Tipp 1: Die Form! Achten Sie bei der Erstellung Ihrer Bewerbung darauf, dass Sie zumindest die wichtigsten Formvorschriften einer Bewerbung einhalten.
Tipp 2: Machen Sie die MSR-Prüfung! MSR steht für Material-Sauberkeit-Rechtschreibung. Soll bedeuten: Überprüfen Sie Ihr Material: Sind die Mappe und das Papier sauber, ohne Beschädigungen, Kaffeeflecken, Staub und Nikotingeruch? Wenn nicht, neu kaufen! Haben Sie sauber gearbeitet? Bedeutet: endet jeder Satz mit einem Punkt bzw. gleiche Sätze gleich? Ist der Text gleichmäßig formatiert? Sind alle Dokumente wo es nötig ist, unterschrieben? Ist die Mappe vollständig? Rechtschreibung: Überprüfen Sie Ihre Rechtschreibung! Rechtschreib- Tipp- und Grammatikfehler sollten behoben sein!

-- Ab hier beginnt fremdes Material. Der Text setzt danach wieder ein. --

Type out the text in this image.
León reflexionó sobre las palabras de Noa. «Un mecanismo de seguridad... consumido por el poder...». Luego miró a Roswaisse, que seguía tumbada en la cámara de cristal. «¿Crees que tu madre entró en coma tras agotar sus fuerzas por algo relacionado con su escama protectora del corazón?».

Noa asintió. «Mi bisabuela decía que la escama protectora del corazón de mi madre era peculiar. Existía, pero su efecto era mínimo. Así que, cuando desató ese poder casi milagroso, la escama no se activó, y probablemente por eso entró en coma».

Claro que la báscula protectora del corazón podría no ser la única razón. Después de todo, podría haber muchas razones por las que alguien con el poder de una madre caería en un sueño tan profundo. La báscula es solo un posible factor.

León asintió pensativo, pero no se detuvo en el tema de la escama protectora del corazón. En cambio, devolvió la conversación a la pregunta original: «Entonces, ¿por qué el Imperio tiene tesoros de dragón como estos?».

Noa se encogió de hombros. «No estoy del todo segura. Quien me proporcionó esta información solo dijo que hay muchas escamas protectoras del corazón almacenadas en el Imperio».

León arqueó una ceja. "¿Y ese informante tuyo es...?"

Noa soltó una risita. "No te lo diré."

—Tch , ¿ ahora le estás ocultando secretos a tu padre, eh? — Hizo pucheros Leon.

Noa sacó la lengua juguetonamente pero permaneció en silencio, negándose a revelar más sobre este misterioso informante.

Tipp 3: Lassen Sie sich bei einem Fotografen Bewerbungsbilder erstellen. Dies kostet nur wenig mehr als Fotos aus dem Automaten und sieh deutlich besser aus. Scannen Sie das Bild und fügen Sie es als Grafik auf Ihr Deckblatt oder Ihren Lebenslauf ein, das spart Kosten.
Tipp 4: Suchen Sie sich professionelle Hilfe, wenn Sie allein nicht weiter kommen. Seriöse Unternehmen berechnen Ihnen bei Folgebewerbungen nur noch Teilbeträge und stellen Ihnen Ihre Musterbewerbungen digital zur Verfügung, so dass Sie diese unbegrenzt verwenden können.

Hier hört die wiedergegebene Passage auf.